The logistic regression was ultimately the best of for our data. Logistic Regression performed best with normalized data and with the n_grams in the range of 1.

In [24]:
pipe_lr = make_pipeline(StandardScaler(with_mean=False), LogisticRegression(random_state=21, solver='liblinear', C=1))
do_cross_val(pipe_lr)

[0.77632485 0.76554256 0.77448956 0.7687543  0.76686553 0.77214318
 0.77374943 0.76755392 0.76916017 0.76961909]
0.7704202590347854
It took a total of 1.2042159597078959 minutes


The naives bayes performed best with unscaled data and with the n_grams in the range of 1-3.

In [25]:
pipe_nb = make_pipeline(GaussianNB())
do_cross_val(pipe_nb)

[0.73411333 0.72746043 0.73044276 0.73503097 0.73634695 0.732905
 0.73588802 0.72785682 0.73129876 0.73474071]
0.7326083743118872
It took a total of 0.5234104514122009 minutes


ngram_1,1 3000 mixed standardscaler

### We wanted to see if we could improve the result using ensambled learning to combine the results of the 2 models.

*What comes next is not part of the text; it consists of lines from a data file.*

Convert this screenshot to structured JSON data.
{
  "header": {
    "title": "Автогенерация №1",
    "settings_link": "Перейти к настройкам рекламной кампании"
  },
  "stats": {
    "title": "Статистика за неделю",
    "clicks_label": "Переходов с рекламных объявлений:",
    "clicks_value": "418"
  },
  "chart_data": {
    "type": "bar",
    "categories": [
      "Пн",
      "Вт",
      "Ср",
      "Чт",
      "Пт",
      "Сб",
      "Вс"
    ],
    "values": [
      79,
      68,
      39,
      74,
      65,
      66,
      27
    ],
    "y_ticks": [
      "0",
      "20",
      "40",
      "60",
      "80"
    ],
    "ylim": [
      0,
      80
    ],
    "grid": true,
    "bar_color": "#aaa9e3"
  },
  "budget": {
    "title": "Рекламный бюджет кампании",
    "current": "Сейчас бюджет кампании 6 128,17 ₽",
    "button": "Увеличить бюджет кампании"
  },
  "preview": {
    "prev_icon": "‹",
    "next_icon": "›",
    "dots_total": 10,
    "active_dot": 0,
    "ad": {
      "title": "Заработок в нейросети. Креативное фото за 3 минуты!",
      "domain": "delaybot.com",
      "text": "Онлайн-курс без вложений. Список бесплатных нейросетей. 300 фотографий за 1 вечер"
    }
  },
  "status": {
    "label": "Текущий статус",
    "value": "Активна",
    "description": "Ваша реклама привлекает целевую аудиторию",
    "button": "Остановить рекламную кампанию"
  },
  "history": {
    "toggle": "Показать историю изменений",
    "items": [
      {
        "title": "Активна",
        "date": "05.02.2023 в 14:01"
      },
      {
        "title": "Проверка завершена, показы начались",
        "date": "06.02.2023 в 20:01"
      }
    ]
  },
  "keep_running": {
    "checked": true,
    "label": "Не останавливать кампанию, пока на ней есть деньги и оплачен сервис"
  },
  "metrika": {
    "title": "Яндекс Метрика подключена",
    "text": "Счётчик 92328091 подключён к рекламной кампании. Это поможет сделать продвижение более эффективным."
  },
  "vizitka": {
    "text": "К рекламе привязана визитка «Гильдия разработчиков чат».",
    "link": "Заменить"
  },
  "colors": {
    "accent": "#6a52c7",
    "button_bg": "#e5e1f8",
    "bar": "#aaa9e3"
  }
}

We first tried splitting the data into text vectors for the Naive Bayes and text measurements for the Logistic Regression.

In [26]:
def select_txt_measures(X):
    return X[:, :9]

def select_txt_vectors(X):
    return X[:, 9:]

pipe_lr = make_pipeline(
    FunctionTransformer(select_txt_measures, validate = True),
    StandardScaler(with_mean=False), 
    LogisticRegression(random_state=21, solver='liblinear', C=1)
)
pipe_nb = make_pipeline(
    FunctionTransformer(select_txt_vectors, validate = True),
    GaussianNB()
)

voting_c = VotingClassifier(
    estimators=[
        ('lr', pipe_lr), 
        ('rf', pipe_nb),
    ],
    voting='soft'
)

In [27]:
do_cross_val(voting_c)

[0.72356045 0.71690755 0.71025465 0.71621932 0.72303809 0.71844883
 0.72418541 0.72028453 0.720514   0.71294172]
0.718635453374044
It took a total of 0.5847811381022135 minutes


We then tried feeding both pipelines the same data.

In [28]:
pipe_lr = make_pipeline(
    StandardScaler(with_mean=False), 
    LogisticRegression(random_state=21, solver='liblinear', C=1)
)
pipe_nb = make_pipeline(
    GaussianNB()
)

voting_c = VotingClassifier(
    estimators=[
        ('lr', pipe_lr), 
        ('rf', pipe_nb),
    ],
    voting='soft'
)

In [29]:
do_cross_val(voting_c)

[0.73411333 0.73021335 0.73067217 0.73617802 0.73749426 0.73474071
 0.7372648  0.72923359 0.732905   0.73818265]
0.7340997894246115
It took a total of 1.6498730023701986 minutes


Oddly enough the voting classifier seems to follow the Naive Bayes model accuracy quite closely. It did not give us a better result than when running with the Logistic Regression alone.

## Conclusion

We managed to reach an accuracy of close to 80% so we are quite satisfied with the result. We might be able to improve the predictions by using a neural network but that will be for some other time.
However we learned a lot about Natural Language Processing and we think we will be able to do better in the future. Maybe the result could also be improved by extracting extra features like special character count etc.